Even as we think about the longer term—what tasks will be in demand and how to meet that demand, what “having a job” will mean, how to reinvent economic security for a different kind of economy—we need to move quickly to develop solutions that make a difference now, particularly as workers are displaced in large parts of the job economy we have. The Toys “R” Us experience shows what that can look like and what it can accomplish, to cushion those most vulnerable to change.

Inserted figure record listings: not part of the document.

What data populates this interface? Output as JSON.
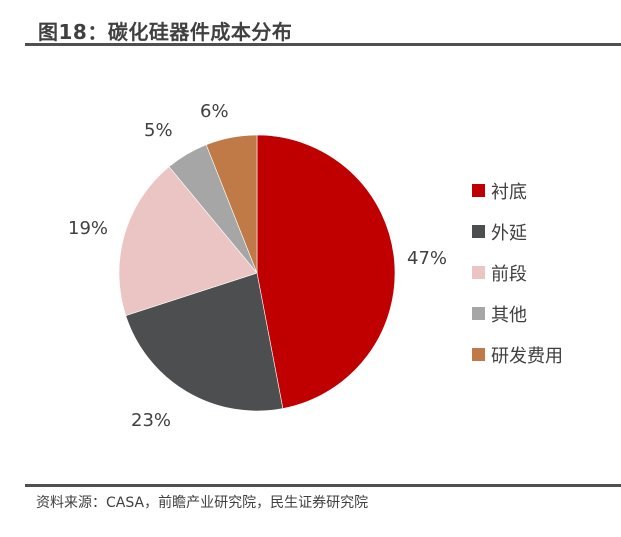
{
  "header": {
    "title": "图18：碳化硅器件成本分布"
  },
  "footer": {
    "source": "资料来源：CASA，前瞻产业研究院，民生证券研究院"
  },
  "chart_data": {
    "type": "pie",
    "title": "图18：碳化硅器件成本分布",
    "categories": [
      "衬底",
      "外延",
      "前段",
      "其他",
      "研发费用"
    ],
    "values": [
      47,
      23,
      19,
      5,
      6
    ],
    "labels": [
      "47%",
      "23%",
      "19%",
      "5%",
      "6%"
    ],
    "colors": [
      "#C00000",
      "#4D4E50",
      "#EBC4C4",
      "#A6A6A6",
      "#BF7A47"
    ],
    "start_angle": "12 o'clock, clockwise",
    "legend_position": "right"
  },
  "legend": [
    {
      "label": "衬底",
      "color": "#C00000"
    },
    {
      "label": "外延",
      "color": "#4D4E50"
    },
    {
      "label": "前段",
      "color": "#EBC4C4"
    },
    {
      "label": "其他",
      "color": "#A6A6A6"
    },
    {
      "label": "研发费用",
      "color": "#BF7A47"
    }
  ]
}
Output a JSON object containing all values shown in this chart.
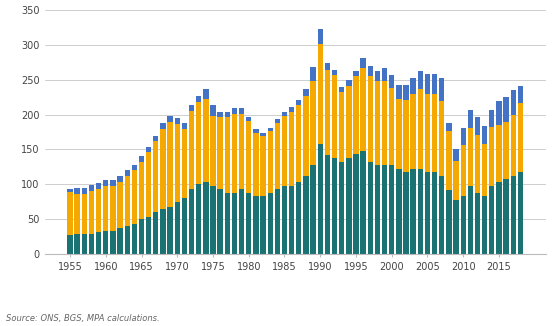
{
  "years": [
    1955,
    1956,
    1957,
    1958,
    1959,
    1960,
    1961,
    1962,
    1963,
    1964,
    1965,
    1966,
    1967,
    1968,
    1969,
    1970,
    1971,
    1972,
    1973,
    1974,
    1975,
    1976,
    1977,
    1978,
    1979,
    1980,
    1981,
    1982,
    1983,
    1984,
    1985,
    1986,
    1987,
    1988,
    1989,
    1990,
    1991,
    1992,
    1993,
    1994,
    1995,
    1996,
    1997,
    1998,
    1999,
    2000,
    2001,
    2002,
    2003,
    2004,
    2005,
    2006,
    2007,
    2008,
    2009,
    2010,
    2011,
    2012,
    2013,
    2014,
    2015,
    2016,
    2017,
    2018
  ],
  "crushed_rock": [
    27,
    29,
    29,
    29,
    32,
    33,
    34,
    37,
    40,
    44,
    50,
    54,
    60,
    65,
    68,
    75,
    80,
    93,
    100,
    104,
    98,
    93,
    88,
    88,
    93,
    88,
    84,
    84,
    88,
    93,
    98,
    98,
    103,
    112,
    128,
    158,
    142,
    138,
    132,
    138,
    143,
    148,
    132,
    128,
    128,
    128,
    122,
    118,
    122,
    122,
    118,
    118,
    112,
    92,
    78,
    83,
    98,
    88,
    83,
    98,
    103,
    108,
    112,
    118
  ],
  "sand_gravel": [
    62,
    58,
    58,
    62,
    62,
    65,
    64,
    67,
    72,
    76,
    82,
    92,
    102,
    115,
    122,
    112,
    100,
    112,
    118,
    118,
    100,
    103,
    108,
    113,
    108,
    103,
    90,
    85,
    88,
    95,
    100,
    105,
    110,
    115,
    120,
    143,
    122,
    118,
    100,
    103,
    112,
    118,
    123,
    120,
    120,
    110,
    100,
    103,
    108,
    115,
    112,
    112,
    108,
    84,
    55,
    73,
    83,
    83,
    75,
    84,
    82,
    82,
    88,
    98
  ],
  "recycled": [
    5,
    8,
    8,
    8,
    8,
    8,
    8,
    8,
    8,
    8,
    8,
    8,
    8,
    8,
    8,
    8,
    8,
    8,
    8,
    15,
    15,
    8,
    8,
    8,
    8,
    5,
    5,
    5,
    5,
    5,
    5,
    8,
    8,
    10,
    20,
    22,
    10,
    8,
    8,
    8,
    8,
    15,
    15,
    15,
    18,
    18,
    20,
    22,
    22,
    25,
    28,
    28,
    33,
    12,
    18,
    25,
    25,
    25,
    25,
    25,
    35,
    35,
    35,
    25
  ],
  "color_crushed_rock": "#1a7272",
  "color_sand_gravel": "#f5a800",
  "color_recycled": "#4472c4",
  "ylim": [
    0,
    350
  ],
  "yticks": [
    0,
    50,
    100,
    150,
    200,
    250,
    300,
    350
  ],
  "xticks": [
    1955,
    1960,
    1965,
    1970,
    1975,
    1980,
    1985,
    1990,
    1995,
    2000,
    2005,
    2010,
    2015
  ],
  "source_text": "Source: ONS, BGS, MPA calculations.",
  "background_color": "#ffffff",
  "grid_color": "#bbbbbb"
}
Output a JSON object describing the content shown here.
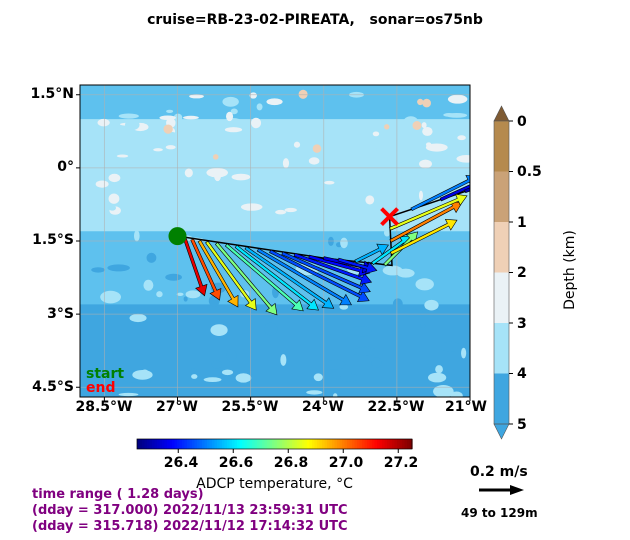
{
  "title": "cruise=RB-23-02-PIREATA,   sonar=os75nb",
  "chart_data": {
    "type": "quiver-map",
    "xaxis": {
      "range": [
        -29,
        -21
      ],
      "ticks": [
        -28.5,
        -27,
        -25.5,
        -24,
        -22.5,
        -21
      ],
      "tick_labels": [
        "28.5°W",
        "27°W",
        "25.5°W",
        "24°W",
        "22.5°W",
        "21°W"
      ]
    },
    "yaxis": {
      "range": [
        -4.7,
        1.7
      ],
      "ticks": [
        1.5,
        0,
        -1.5,
        -3,
        -4.5
      ],
      "tick_labels": [
        "1.5°N",
        "0°",
        "1.5°S",
        "3°S",
        "4.5°S"
      ]
    },
    "grid": true,
    "depth_colorbar": {
      "label": "Depth (km)",
      "ticks": [
        0,
        0.5,
        1,
        2,
        3,
        4,
        5
      ],
      "tick_labels": [
        "0",
        "0.5",
        "1",
        "2",
        "3",
        "4",
        "5"
      ],
      "colors": [
        "#b58a4e",
        "#caa277",
        "#efd0b6",
        "#eaf2f6",
        "#a6e3f8",
        "#5ec1ee",
        "#3fa6e0"
      ]
    },
    "temperature_colorbar": {
      "label": "ADCP temperature, °C",
      "range": [
        26.25,
        27.25
      ],
      "ticks": [
        26.4,
        26.6,
        26.8,
        27.0,
        27.2
      ],
      "tick_labels": [
        "26.4",
        "26.6",
        "26.8",
        "27.0",
        "27.2"
      ]
    },
    "track": [
      {
        "lon": -27.0,
        "lat": -1.4
      },
      {
        "lon": -24.0,
        "lat": -1.85
      },
      {
        "lon": -22.6,
        "lat": -2.0
      },
      {
        "lon": -22.65,
        "lat": -1.0
      },
      {
        "lon": -21.0,
        "lat": -0.45
      }
    ],
    "start": {
      "lon": -27.0,
      "lat": -1.4,
      "label": "start",
      "color": "#008000"
    },
    "end": {
      "lon": -22.65,
      "lat": -1.0,
      "label": "end",
      "color": "#ff0000"
    },
    "vectors": [
      {
        "lon": -26.85,
        "lat": -1.45,
        "u": 0.18,
        "v": -0.52,
        "temp": 27.15
      },
      {
        "lon": -26.7,
        "lat": -1.47,
        "u": 0.25,
        "v": -0.55,
        "temp": 27.05
      },
      {
        "lon": -26.55,
        "lat": -1.5,
        "u": 0.35,
        "v": -0.6,
        "temp": 26.95
      },
      {
        "lon": -26.4,
        "lat": -1.52,
        "u": 0.45,
        "v": -0.62,
        "temp": 26.85
      },
      {
        "lon": -26.2,
        "lat": -1.55,
        "u": 0.55,
        "v": -0.65,
        "temp": 26.75
      },
      {
        "lon": -26.0,
        "lat": -1.58,
        "u": 0.7,
        "v": -0.6,
        "temp": 26.7
      },
      {
        "lon": -25.8,
        "lat": -1.61,
        "u": 0.75,
        "v": -0.58,
        "temp": 26.6
      },
      {
        "lon": -25.6,
        "lat": -1.64,
        "u": 0.8,
        "v": -0.55,
        "temp": 26.55
      },
      {
        "lon": -25.35,
        "lat": -1.68,
        "u": 0.85,
        "v": -0.5,
        "temp": 26.5
      },
      {
        "lon": -25.1,
        "lat": -1.71,
        "u": 0.9,
        "v": -0.45,
        "temp": 26.45
      },
      {
        "lon": -24.85,
        "lat": -1.75,
        "u": 0.8,
        "v": -0.35,
        "temp": 26.45
      },
      {
        "lon": -24.6,
        "lat": -1.78,
        "u": 0.7,
        "v": -0.25,
        "temp": 26.4
      },
      {
        "lon": -24.3,
        "lat": -1.82,
        "u": 0.55,
        "v": -0.15,
        "temp": 26.38
      },
      {
        "lon": -24.0,
        "lat": -1.85,
        "u": 0.45,
        "v": -0.1,
        "temp": 26.35
      },
      {
        "lon": -23.7,
        "lat": -1.88,
        "u": 0.35,
        "v": -0.1,
        "temp": 26.4
      },
      {
        "lon": -23.35,
        "lat": -1.92,
        "u": 0.3,
        "v": 0.15,
        "temp": 26.55
      },
      {
        "lon": -23.0,
        "lat": -1.96,
        "u": 0.35,
        "v": 0.25,
        "temp": 26.6
      },
      {
        "lon": -22.75,
        "lat": -1.99,
        "u": 0.3,
        "v": 0.3,
        "temp": 26.75
      },
      {
        "lon": -22.62,
        "lat": -1.75,
        "u": 0.6,
        "v": 0.3,
        "temp": 26.9
      },
      {
        "lon": -22.63,
        "lat": -1.5,
        "u": 0.65,
        "v": 0.35,
        "temp": 27.0
      },
      {
        "lon": -22.64,
        "lat": -1.25,
        "u": 0.7,
        "v": 0.3,
        "temp": 26.85
      },
      {
        "lon": -22.2,
        "lat": -0.85,
        "u": 0.6,
        "v": 0.3,
        "temp": 26.5
      },
      {
        "lon": -21.6,
        "lat": -0.65,
        "u": 0.55,
        "v": 0.25,
        "temp": 26.35
      },
      {
        "lon": -21.1,
        "lat": -0.48,
        "u": 0.4,
        "v": 0.15,
        "temp": 26.3
      }
    ],
    "reference_vector": {
      "label": "0.2 m/s",
      "depth_range": "49 to 129m"
    },
    "time_range": [
      "time range ( 1.28 days)",
      "(dday = 317.000) 2022/11/13 23:59:31 UTC",
      "(dday = 315.718) 2022/11/12 17:14:32 UTC"
    ]
  }
}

A tale both hopeful and cautionary

In the retail sector’s peak season, the collapse of a popular consumer brand—one with thousands of long-term and loyal employees—represents a tale both cautionary and inspiring. On the cautionary side, it is a reminder of just how rapidly large numbers of workers can be affected by industry shifts, and by private investment as a central force in those shifts. On the hopeful and more surprising side, it is a reminder that investors have choices—and that we can build a rapid-response infrastructure to cushion such job losses and widespread store closures.

Likewise, lets remember that private investors did well even when leveraged buy-outs and share buy-backs and the like were not the norm in the capital markets—i.e., long before the “financialization” of so much profit in the economy. Renowned business journalist Rana Foroohar offers an exhaustively documented and persuasive case in her acclaimed book, Makers and Takers: The Rise of Finance and the Fall of American Business (2016). Scholarly experts and some of the world’s leading investors, from BlackRock CEO Larry Fink to Warren Buffett, have made the case as well.

The better we understand what really drives job creation and job loss in our economy, the better equipped we will be to act now in ways that matter for workers and companies alike, long into the future. The case of Toys “R” Us shows that rapid and painful economic dislocation is not a predetermined outcome—let alone an iron law of successful capitalism—after all.

Note: An earlier version of this piece incorrectly stated that Amazon has annual sales of over $900 billion, a figure indicating the company’s recent market capitalization, which fluctuates significantly as its stock is traded each day. The correct and most up-to-date sales figure is $177.9 billion in sales in 2018, as amended above.